Ve siècle. Sur l’île de Khanaor, trois puissances politiques vont bientôt s’affronter. Après deux années de mauvaises récoltes, la Goldèbe s’est endettée auprès de la reine-sorcière d’Aquimeur pour acheter de l’engrais à l’opulente Ardamance. Mervine, la reine, réclame cet argent pour acheter à cette même Ardamance du sang de soleil, un produit résultant du sacrifice de mages, le seul à même de revivifier les eaux des lacs et des rivières dont son peuple tire sa subsistance.
Devant le refus de l’Ardamance à sacrifier ses mages et baisser le prix de son engrais, les deux contrées vont se liguer contre elles. La désolation va s’abattre sur Khanaor tandis que ses enfants s’entredéchireront, par la hache ou par la magie.

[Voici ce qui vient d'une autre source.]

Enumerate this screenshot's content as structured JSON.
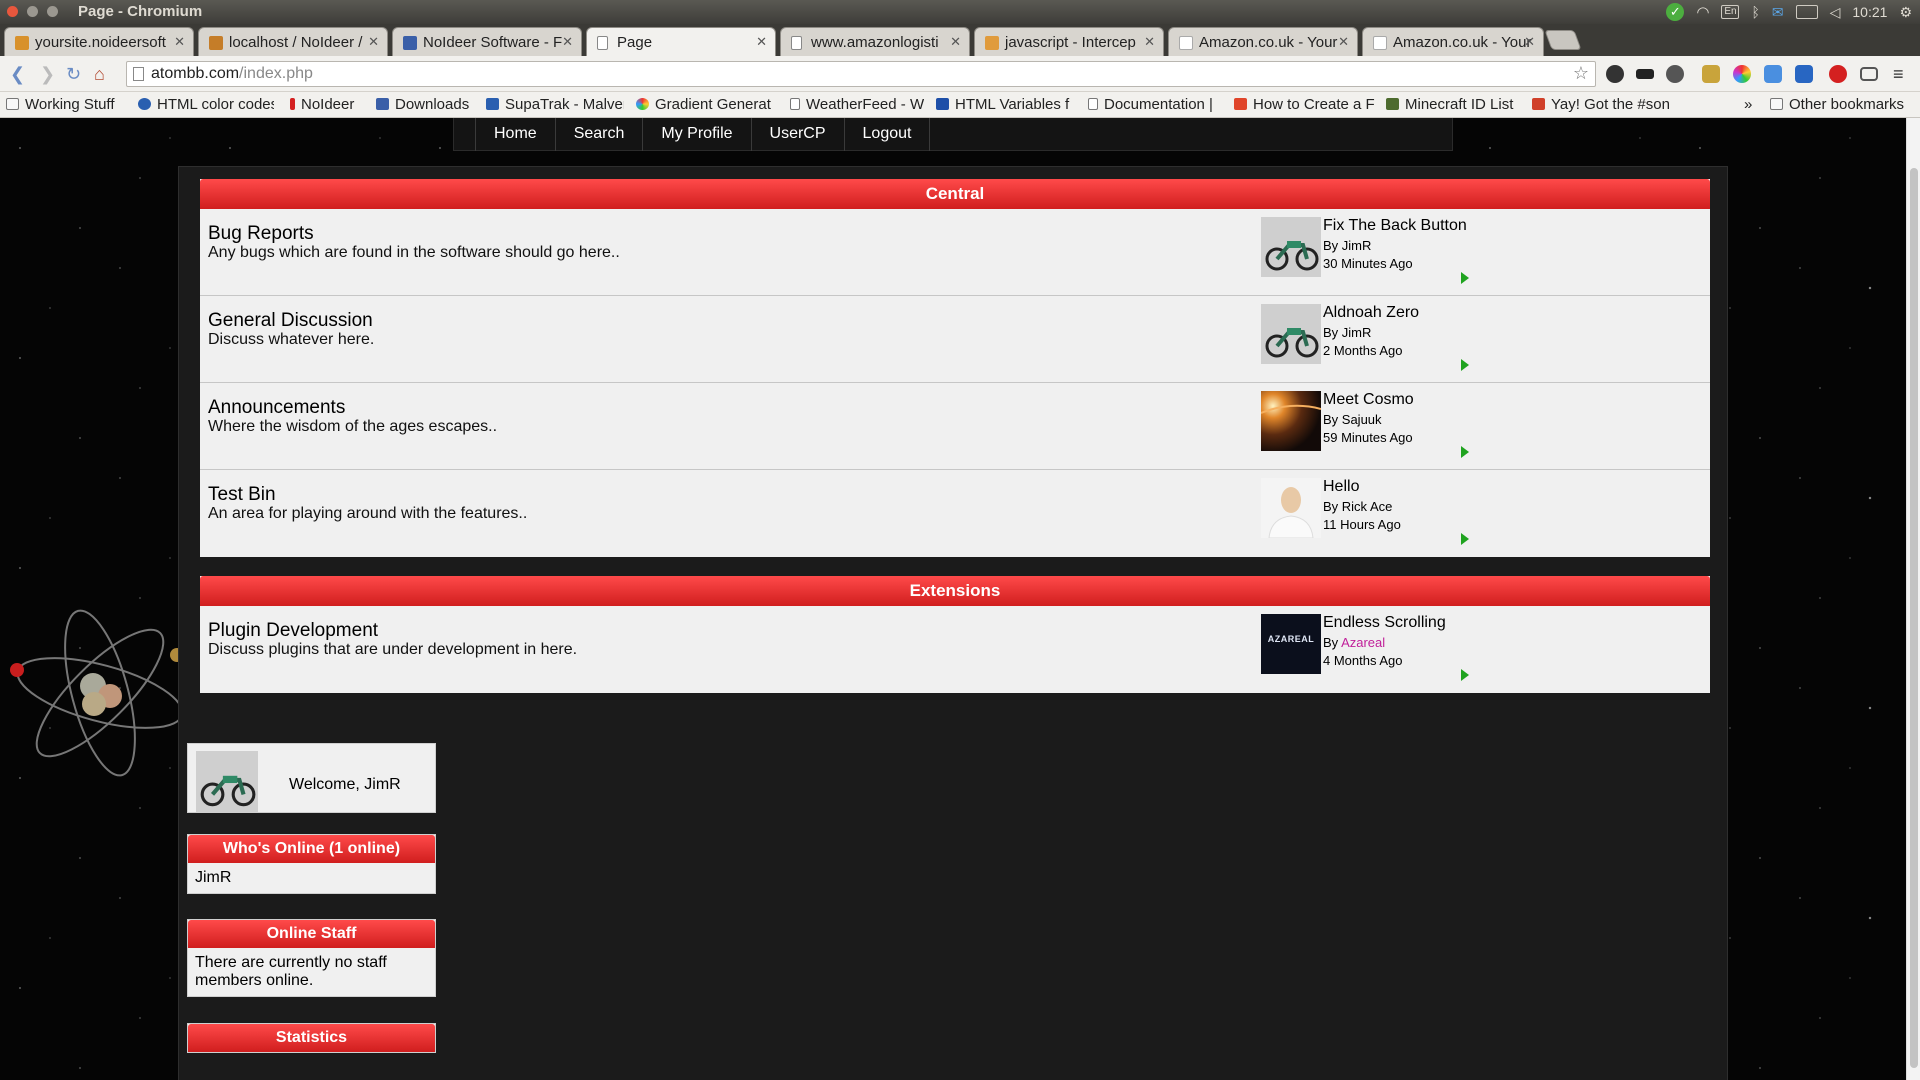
{
  "window": {
    "title": "Page - Chromium",
    "clock": "10:21",
    "lang": "En"
  },
  "tabs": [
    {
      "label": "yoursite.noideersoft",
      "active": false
    },
    {
      "label": "localhost / NoIdeer /",
      "active": false
    },
    {
      "label": "NoIdeer Software - F",
      "active": false
    },
    {
      "label": "Page",
      "active": true
    },
    {
      "label": "www.amazonlogisti",
      "active": false
    },
    {
      "label": "javascript - Intercep",
      "active": false
    },
    {
      "label": "Amazon.co.uk - Your",
      "active": false
    },
    {
      "label": "Amazon.co.uk - Your",
      "active": false
    }
  ],
  "omnibox": {
    "domain": "atombb.com",
    "path": "/index.php"
  },
  "bookmarks": [
    {
      "label": "Working Stuff"
    },
    {
      "label": "HTML color codes"
    },
    {
      "label": "NoIdeer"
    },
    {
      "label": "Downloads"
    },
    {
      "label": "SupaTrak - Malver"
    },
    {
      "label": "Gradient Generat"
    },
    {
      "label": "WeatherFeed - W"
    },
    {
      "label": "HTML Variables f"
    },
    {
      "label": "Documentation |"
    },
    {
      "label": "How to Create a F"
    },
    {
      "label": "Minecraft ID List"
    },
    {
      "label": "Yay! Got the #son"
    }
  ],
  "bookmarks_more": "»",
  "other_bookmarks": "Other bookmarks",
  "nav": {
    "home": "Home",
    "search": "Search",
    "profile": "My Profile",
    "usercp": "UserCP",
    "logout": "Logout"
  },
  "categories": [
    {
      "name": "Central",
      "forums": [
        {
          "name": "Bug Reports",
          "desc": "Any bugs which are found in the software should go here..",
          "lp_title": "Fix The Back Button",
          "lp_by": "By JimR",
          "lp_time": "30 Minutes Ago"
        },
        {
          "name": "General Discussion",
          "desc": "Discuss whatever here.",
          "lp_title": "Aldnoah Zero",
          "lp_by": "By JimR",
          "lp_time": "2 Months Ago"
        },
        {
          "name": "Announcements",
          "desc": "Where the wisdom of the ages escapes..",
          "lp_title": "Meet Cosmo",
          "lp_by": "By Sajuuk",
          "lp_time": "59 Minutes Ago"
        },
        {
          "name": "Test Bin",
          "desc": "An area for playing around with the features..",
          "lp_title": "Hello",
          "lp_by": "By Rick Ace",
          "lp_time": "11 Hours Ago"
        }
      ]
    },
    {
      "name": "Extensions",
      "forums": [
        {
          "name": "Plugin Development",
          "desc": "Discuss plugins that are under development in here.",
          "lp_title": "Endless Scrolling",
          "lp_by_prefix": "By",
          "lp_by_user": "Azareal",
          "lp_time": "4 Months Ago",
          "thumb_text": "AZAREAL"
        }
      ]
    }
  ],
  "sidebar": {
    "welcome": "Welcome, JimR",
    "online_title": "Who's Online (1 online)",
    "online_users": "JimR",
    "staff_title": "Online Staff",
    "staff_body": "There are currently no staff members online.",
    "stats_title": "Statistics"
  },
  "colors": {
    "accent_red": "#e02a2a",
    "arrow_green": "#1fa31f",
    "nav_bg": "#141414"
  }
}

Écrit en 1983, et originellement publié en deux parties (« Solstice de Fer » et « Équinoxe de Cendres ») « Khanaor » est la seule incursion de Francis Berthelot dans la fantasy. Et force est de constater qu’il s’en sort très bien, alliant ses thèmes de prédilection aux codes classiques de la fantasy, et que le résultat, pour notre plus grand bonheur intellectuel, se révèle assez éloigné de la production anglo-saxonne post-Tolkien.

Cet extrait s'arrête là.